Calculate Your Benefits Yourself
Calculating your Social Security benefits on your own is possible, and it involves a few different factors. First, you need your wage information, and you need to know how much money you’ve contributed to Social Security. You also need charts of indexing factors published by the SSA to determine how inflation impacts what you’ve earned and contributed in the past. Finally, you need a good idea of the age you plan to start requesting benefits.
Start by determining which 35 years of your income were the highest. It’s fine to estimate if you haven’t worked for 35 years yet. Then, multiply the income for each one of those years by the applicable indexing factor based on the year you plan on retiring. (This is adjusting each year’s income for inflation.) Next, add all 35 indexed years together. Divide that sum by 420 (35 years x 12 months) to come up with your average indexed monthly earnings (AIME).
Take that monthly number and apply the bend points to it. Social Security works so that people who earned the least during their working years get a higher percentage of their own average indexed monthly income than people who earned more. For example, if your AIME is $5,000, you might only receive a quarter of that, but if your AIME is $2,000, you may receive 80% of that. You get 90% of all money in your AIME up to the first bend point. Then, you get 32% of the money between the first and second bend points. Next, you earn 15% of the money after the second bend point. The sum of all those percentages is your estimate for monthly retirement benefits.
Why Estimate Your Social Security Benefits?
You’ll want to enter retirement with a plan about how you’ll pay for all of your expenses while you aren’t working. Understanding your Social Security benefits is one aspect of planning for retirement. If you understand how much money you’re likely to earn from your SSA benefits, you have a clearer path for planning how much money you need to earn from other investments to live the lifestyle you want in retirement.
Because Social Security deductions are based on the amount of money you earn, the only way to contribute more to Social Security is to earn more. However, other retirement savings accounts do allow for increasing contributions. You can also invest in appreciable assets, like real estate and stocks, to earn money during retirement.

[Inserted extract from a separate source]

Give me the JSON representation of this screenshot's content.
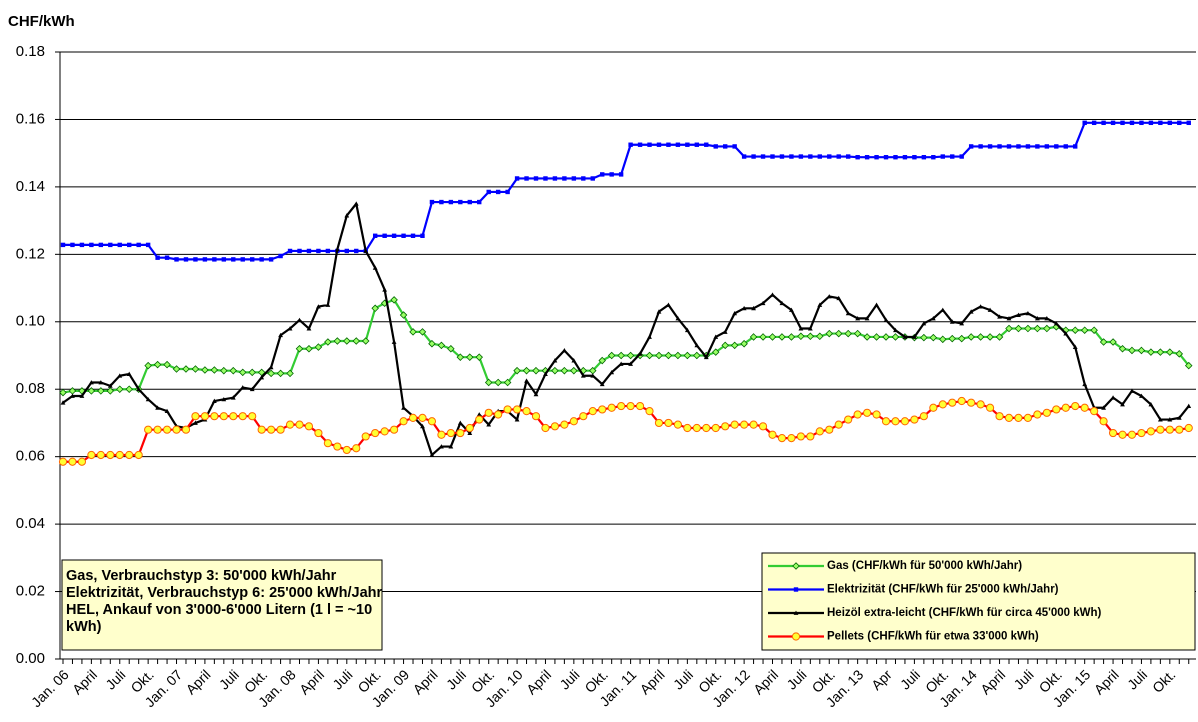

Estimating your Social Security benefits can also help you plan when to retire. In general, you earn more in monthly benefits the later you retire. You have the option of retiring at age 62. If Social Security benefits will be your sole or main source of retirement income, it’s very important to understand how much you’ll receive each month before deciding to retire. You may decide to continue working past age 62 to capitalize on the amount of Social Security you’ll receive.Social Security benefits aren’t guaranteed, and there’s no way to predict how drastically legal changes may impact what you’ll receive by the time you retire. Social Security benefits are one important method of earning money during retirement, but you should also look into other, more predictable, forms of investment to achieve financial security when you stop working.